Sonntag, 30. Juni 2013

Dendemann, Esslingen, 29.06.2013

Konzert: Dendemann
Ort: Eishalle, Esslingen (Back 2 Flavour Jam)
Datum: 29.06.2013
Zuschauer: vielleicht 200
Dauer: 60 Minuten


So hat man Dendemann sicherlich lange nicht mehr gesehen. Ohne Live-Band, nur von einem DJ begleitet, rappt sich der Hamburger ziemlich genau eine Stunde durch seinen Backkatalog. Das noch immer aktuelle, nunmehr drei Jahre alte Album „Vom Vintage verweht“ wird weitgehend ausgespart. 
 Es ist die Back 2 Flavour Jam in der Esslinger Eishalle auf der Neckarinsel.
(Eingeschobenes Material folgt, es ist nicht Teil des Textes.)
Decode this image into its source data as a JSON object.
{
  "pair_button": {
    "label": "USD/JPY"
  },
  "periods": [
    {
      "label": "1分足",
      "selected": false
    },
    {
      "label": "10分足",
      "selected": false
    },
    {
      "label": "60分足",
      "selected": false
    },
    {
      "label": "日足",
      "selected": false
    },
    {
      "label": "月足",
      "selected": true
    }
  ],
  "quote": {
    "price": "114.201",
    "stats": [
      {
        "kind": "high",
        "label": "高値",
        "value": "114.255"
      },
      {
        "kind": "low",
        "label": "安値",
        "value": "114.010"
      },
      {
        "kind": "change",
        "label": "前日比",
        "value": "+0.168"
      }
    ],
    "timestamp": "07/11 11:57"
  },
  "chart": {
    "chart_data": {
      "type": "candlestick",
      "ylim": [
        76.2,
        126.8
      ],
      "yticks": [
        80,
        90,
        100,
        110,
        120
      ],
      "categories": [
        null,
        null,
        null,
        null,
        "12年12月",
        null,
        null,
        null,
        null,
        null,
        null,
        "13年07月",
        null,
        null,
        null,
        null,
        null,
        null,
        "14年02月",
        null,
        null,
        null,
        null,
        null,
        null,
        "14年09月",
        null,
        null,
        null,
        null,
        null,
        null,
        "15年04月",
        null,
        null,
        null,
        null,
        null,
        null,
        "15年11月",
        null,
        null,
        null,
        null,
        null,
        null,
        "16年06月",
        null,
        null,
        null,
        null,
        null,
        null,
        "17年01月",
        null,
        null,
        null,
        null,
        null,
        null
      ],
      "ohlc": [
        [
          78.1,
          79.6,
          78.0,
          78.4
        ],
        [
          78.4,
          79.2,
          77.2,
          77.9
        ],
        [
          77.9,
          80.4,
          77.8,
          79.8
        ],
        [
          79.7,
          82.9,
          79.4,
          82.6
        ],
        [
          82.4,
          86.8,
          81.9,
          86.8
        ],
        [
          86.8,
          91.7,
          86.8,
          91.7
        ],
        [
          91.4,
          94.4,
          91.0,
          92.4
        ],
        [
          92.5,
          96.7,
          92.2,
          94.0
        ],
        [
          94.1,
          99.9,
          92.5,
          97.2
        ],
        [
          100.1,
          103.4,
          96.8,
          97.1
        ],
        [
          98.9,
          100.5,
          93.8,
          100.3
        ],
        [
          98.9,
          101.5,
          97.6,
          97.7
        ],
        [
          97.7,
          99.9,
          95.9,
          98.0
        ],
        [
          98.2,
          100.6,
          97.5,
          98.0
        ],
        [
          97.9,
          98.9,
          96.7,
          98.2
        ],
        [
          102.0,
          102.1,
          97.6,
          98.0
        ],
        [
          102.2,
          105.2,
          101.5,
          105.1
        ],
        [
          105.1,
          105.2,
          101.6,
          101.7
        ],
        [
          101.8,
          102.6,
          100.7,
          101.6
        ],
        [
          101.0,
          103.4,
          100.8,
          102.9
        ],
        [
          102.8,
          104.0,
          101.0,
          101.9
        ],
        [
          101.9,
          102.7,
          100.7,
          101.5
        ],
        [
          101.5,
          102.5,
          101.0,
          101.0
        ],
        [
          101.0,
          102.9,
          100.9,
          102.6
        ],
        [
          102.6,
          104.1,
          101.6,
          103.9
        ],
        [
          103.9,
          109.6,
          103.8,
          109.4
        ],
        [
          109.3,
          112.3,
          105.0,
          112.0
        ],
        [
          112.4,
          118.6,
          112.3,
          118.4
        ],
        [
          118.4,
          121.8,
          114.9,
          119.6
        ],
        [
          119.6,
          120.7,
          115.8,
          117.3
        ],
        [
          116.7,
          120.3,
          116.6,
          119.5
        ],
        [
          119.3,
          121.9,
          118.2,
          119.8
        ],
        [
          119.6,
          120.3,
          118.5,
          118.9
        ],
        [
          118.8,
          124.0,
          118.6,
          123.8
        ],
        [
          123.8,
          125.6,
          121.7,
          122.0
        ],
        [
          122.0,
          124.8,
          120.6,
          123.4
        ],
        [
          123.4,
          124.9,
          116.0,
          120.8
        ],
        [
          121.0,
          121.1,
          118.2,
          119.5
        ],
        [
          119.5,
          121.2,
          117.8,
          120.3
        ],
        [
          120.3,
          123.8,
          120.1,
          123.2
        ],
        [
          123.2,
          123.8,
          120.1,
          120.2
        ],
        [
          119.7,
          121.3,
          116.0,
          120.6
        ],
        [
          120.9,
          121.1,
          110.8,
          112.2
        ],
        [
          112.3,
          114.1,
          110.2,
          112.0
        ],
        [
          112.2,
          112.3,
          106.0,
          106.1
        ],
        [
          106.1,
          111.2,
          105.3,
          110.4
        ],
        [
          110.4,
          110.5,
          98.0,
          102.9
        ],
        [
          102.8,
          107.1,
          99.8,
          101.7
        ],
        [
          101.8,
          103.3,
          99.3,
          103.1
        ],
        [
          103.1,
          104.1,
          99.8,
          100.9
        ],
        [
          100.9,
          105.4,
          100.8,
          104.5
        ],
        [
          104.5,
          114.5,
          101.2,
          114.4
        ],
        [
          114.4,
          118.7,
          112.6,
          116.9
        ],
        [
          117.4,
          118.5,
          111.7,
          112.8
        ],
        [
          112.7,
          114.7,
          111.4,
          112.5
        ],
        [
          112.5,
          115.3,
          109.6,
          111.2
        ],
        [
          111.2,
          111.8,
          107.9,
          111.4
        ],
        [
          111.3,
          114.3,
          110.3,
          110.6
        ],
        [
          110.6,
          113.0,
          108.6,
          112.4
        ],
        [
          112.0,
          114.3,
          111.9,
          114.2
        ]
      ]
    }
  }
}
Den ganzen Tag über fanden Wettbewerbe in Breakdance oder im Graffiti-Sprayen statt, traten Nachwuchsrapper und etablierte Künstler der deutschen Hip-Hop-Szene auf. 
Außer Dendemann interessierte mich das Line-Up nicht, sodass wir erst gegen viertel nach zehn die Halle erreichen. Auf der Bühne stehen Creutzfeld & Jakob, ein Projekt aus dem Ruhrpott, das mal von Herbert Grönemeyers Neffen Till produziert wurde. Der technisch versierte, inhaltlich stumpfe Rap der Wittener lässt mich kalt, für 23 Uhr ist Dendemanns Auftritt angekündigt.
 Fünf Jahre ist es jetzt her, dass ich ihn das erste Mal live sah: Damals spielte er vor 45.000 Zuschauern auf dem Hessentag in Homberg/Efze im Vorprogramm von Herbert Grönemeyer. 2008 konnte ich der Musik des Rappers im Star-Wars-T-Shirt nichts abgewinnen, war noch zu jung und Hip-Hop gegenüber generell eher feindlich eingestellt; das waren einst Grundsatzfragen. Erst zwei Jahre später erkannte ich die hohe Klasse, die perfektionierte Wort-Akrobatik, wie sie in Deutschland sonst niemand beherrscht, als ich ihn auf dem Southside Festival direkt vor Phoenix sehe. Gerade veröffentlicht, begeisterten mich die Tracks von „Vom Vintage verweht“ ebenso sehr wie die konsequente Selbstinszenierung mit Vokuhila, Schnauzer, Jeans-Weste und Trucker-Kappe. Im Nachhinein hatte hier jemand den Riecher für aufkommende Anti-Sub-Kulturen und parodierte das Hipstertum schon vor der großen Welle. 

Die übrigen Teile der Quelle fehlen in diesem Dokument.